Commercially, the project delivered two market-ready prototypes: fermented fruit leathers and savoury crackers. Consumer testing with a focus group of children revealed a strong preference for the fermented fruit leathers, validating the potential to replace high-sugar alternatives. Additionally, the project successfully identified a metallised film packaging solution that is recyclable at supermarkets, reducing carbon emissions by roughly 30%.
See it Differently: Fermenting a Sustainable Food Ecosystem
Looking Forward: Scaling up to High Street Retail
With the manufacturing process successfully validated, Fermenti has proven that shelf-stable snacks can be gut-friendly, tasty, and sustainable. Marie is continuing her product development, shelf-life testing, and is conducting further market-fit testing.
The successful partnership with Nim’s Naturally has opened the door for continued collaboration, with plans to co-develop further fermented dried products.
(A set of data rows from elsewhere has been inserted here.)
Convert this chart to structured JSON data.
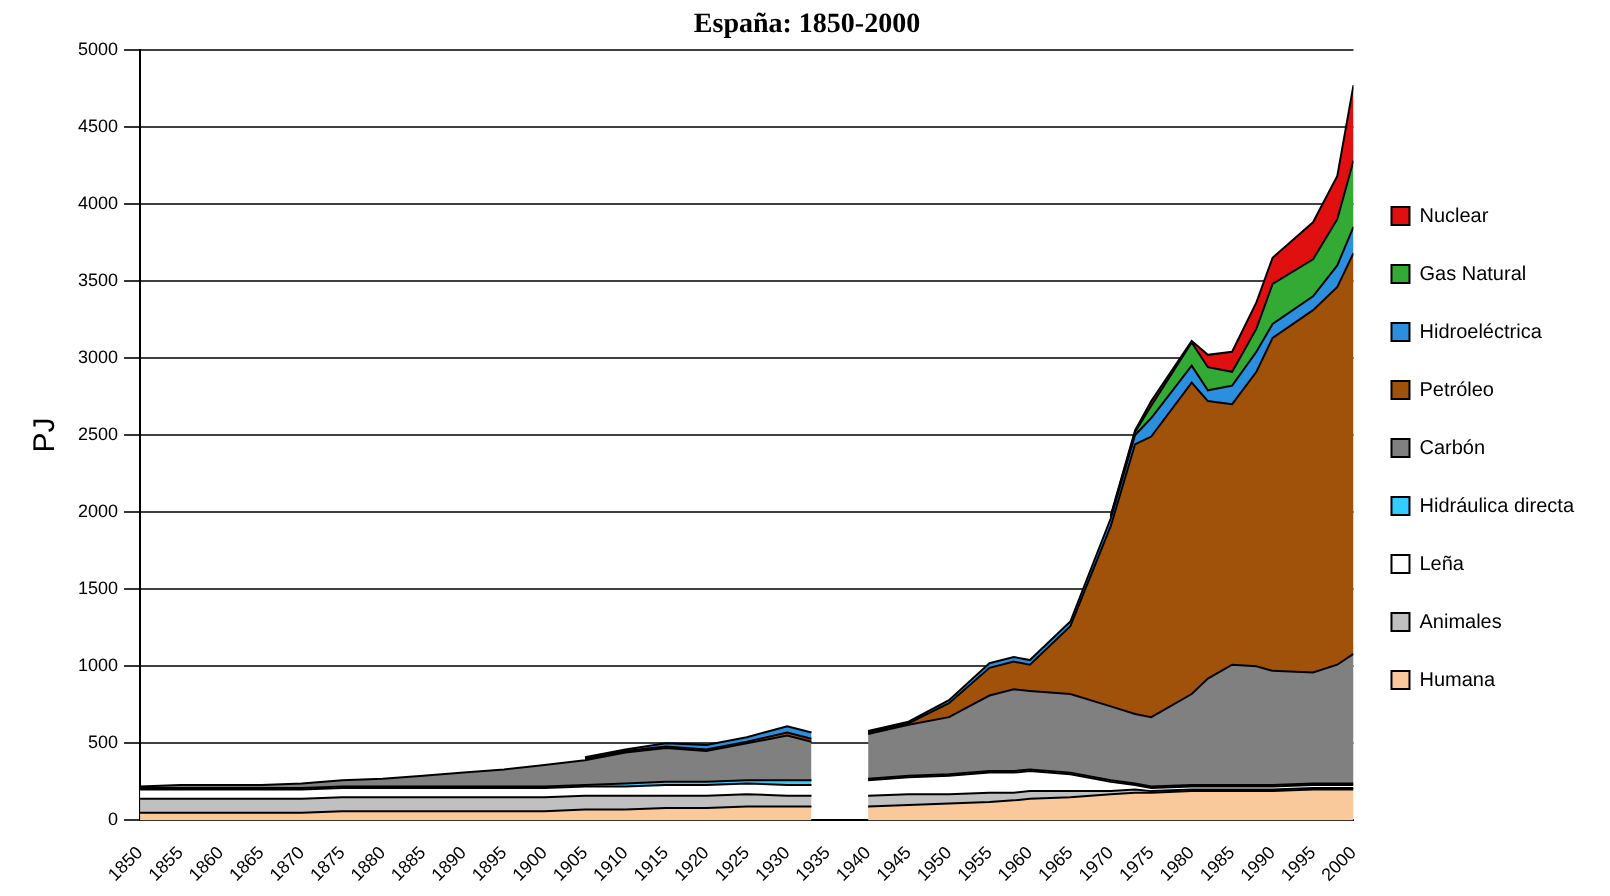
{
  "chart_data": {
    "type": "area",
    "stacked": true,
    "title": "España: 1850-2000",
    "ylabel": "PJ",
    "x": [
      1850,
      1855,
      1860,
      1865,
      1870,
      1875,
      1880,
      1885,
      1890,
      1895,
      1900,
      1905,
      1910,
      1915,
      1920,
      1925,
      1930,
      1933,
      1936,
      1940,
      1945,
      1950,
      1955,
      1958,
      1960,
      1965,
      1970,
      1973,
      1975,
      1980,
      1982,
      1985,
      1988,
      1990,
      1995,
      1998,
      2000
    ],
    "xlim": [
      1850,
      2000
    ],
    "xticks": [
      1850,
      1855,
      1860,
      1865,
      1870,
      1875,
      1880,
      1885,
      1890,
      1895,
      1900,
      1905,
      1910,
      1915,
      1920,
      1925,
      1930,
      1935,
      1940,
      1945,
      1950,
      1955,
      1960,
      1965,
      1970,
      1975,
      1980,
      1985,
      1990,
      1995,
      2000
    ],
    "ylim": [
      0,
      5000
    ],
    "yticks": [
      0,
      500,
      1000,
      1500,
      2000,
      2500,
      3000,
      3500,
      4000,
      4500,
      5000
    ],
    "grid": "y",
    "legend": "right",
    "series": [
      {
        "name": "Humana",
        "color": "#f9c99b",
        "values": [
          50,
          50,
          50,
          50,
          50,
          60,
          60,
          60,
          60,
          60,
          60,
          70,
          70,
          80,
          80,
          90,
          90,
          90,
          null,
          90,
          100,
          110,
          120,
          130,
          140,
          150,
          170,
          180,
          180,
          190,
          190,
          190,
          190,
          190,
          200,
          200,
          200
        ]
      },
      {
        "name": "Animales",
        "color": "#c0c0c0",
        "values": [
          90,
          90,
          90,
          90,
          90,
          90,
          90,
          90,
          90,
          90,
          90,
          90,
          90,
          80,
          80,
          80,
          70,
          70,
          null,
          70,
          70,
          60,
          60,
          50,
          50,
          40,
          20,
          20,
          10,
          10,
          10,
          10,
          10,
          10,
          10,
          10,
          10
        ]
      },
      {
        "name": "Leña",
        "color": "#ffffff",
        "values": [
          60,
          60,
          60,
          60,
          60,
          60,
          60,
          60,
          60,
          60,
          60,
          60,
          60,
          70,
          70,
          70,
          70,
          70,
          null,
          100,
          110,
          120,
          130,
          130,
          130,
          110,
          60,
          30,
          20,
          20,
          20,
          20,
          20,
          20,
          20,
          20,
          20
        ]
      },
      {
        "name": "Hidráulica directa",
        "color": "#33ccff",
        "values": [
          10,
          10,
          10,
          10,
          10,
          10,
          10,
          10,
          10,
          10,
          10,
          10,
          20,
          20,
          20,
          20,
          30,
          30,
          null,
          10,
          10,
          10,
          10,
          10,
          10,
          10,
          10,
          10,
          10,
          10,
          10,
          10,
          10,
          10,
          10,
          10,
          10
        ]
      },
      {
        "name": "Carbón",
        "color": "#808080",
        "values": [
          10,
          20,
          20,
          20,
          30,
          40,
          50,
          70,
          90,
          110,
          140,
          160,
          200,
          220,
          200,
          240,
          290,
          250,
          null,
          290,
          330,
          370,
          490,
          530,
          510,
          510,
          480,
          450,
          450,
          590,
          690,
          780,
          770,
          740,
          720,
          770,
          840
        ]
      },
      {
        "name": "Petróleo",
        "color": "#a0520a",
        "values": [
          null,
          null,
          null,
          null,
          null,
          null,
          null,
          null,
          null,
          null,
          null,
          10,
          10,
          10,
          10,
          10,
          20,
          20,
          null,
          10,
          10,
          90,
          180,
          180,
          170,
          440,
          1170,
          1750,
          1820,
          2020,
          1800,
          1690,
          1910,
          2160,
          2350,
          2450,
          2600
        ]
      },
      {
        "name": "Hidroeléctrica",
        "color": "#2b8fe0",
        "values": [
          null,
          null,
          null,
          null,
          null,
          null,
          null,
          null,
          null,
          null,
          null,
          10,
          10,
          20,
          30,
          30,
          40,
          40,
          null,
          10,
          10,
          20,
          30,
          30,
          30,
          30,
          50,
          60,
          120,
          110,
          70,
          120,
          130,
          90,
          90,
          140,
          170
        ]
      },
      {
        "name": "Gas Natural",
        "color": "#33aa33",
        "values": [
          null,
          null,
          null,
          null,
          null,
          null,
          null,
          null,
          null,
          null,
          null,
          null,
          null,
          null,
          null,
          null,
          null,
          null,
          null,
          null,
          null,
          null,
          null,
          null,
          null,
          null,
          10,
          20,
          80,
          150,
          150,
          90,
          150,
          260,
          240,
          300,
          430
        ]
      },
      {
        "name": "Nuclear",
        "color": "#e01010",
        "values": [
          null,
          null,
          null,
          null,
          null,
          null,
          null,
          null,
          null,
          null,
          null,
          null,
          null,
          null,
          null,
          null,
          null,
          null,
          null,
          null,
          null,
          null,
          null,
          null,
          null,
          null,
          10,
          10,
          30,
          10,
          80,
          130,
          170,
          170,
          240,
          280,
          490
        ]
      }
    ]
  }
}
This growth trajectory is set to increase Fermenti’s turnover significantly, proving that sustainable, gut-friendly innovation can be both profitable and scalable.
Our Support: Building a Business Ecosystem
This project was supported by one of our medium-sized grant programmes, which facilitated the critical partnership with Nim’s Naturally. Fermenti’s journey exemplifies the full value of the Growing Kent & Medway ecosystem; Marie previously entered our network through the Food Accelerator and met her collaborator Nimisha Raja through our Mentoring Programme.
Reflecting on the importance of this holistic support, Marie said, "When you start out, you need to build your ecosystem. Being part of Growing Kent and Medway is very helpful because of the network.". She added that the value goes beyond funding: "It's more than just if you receive a grant, you just have the cash, but I think the network is very important, especially if you come from another field".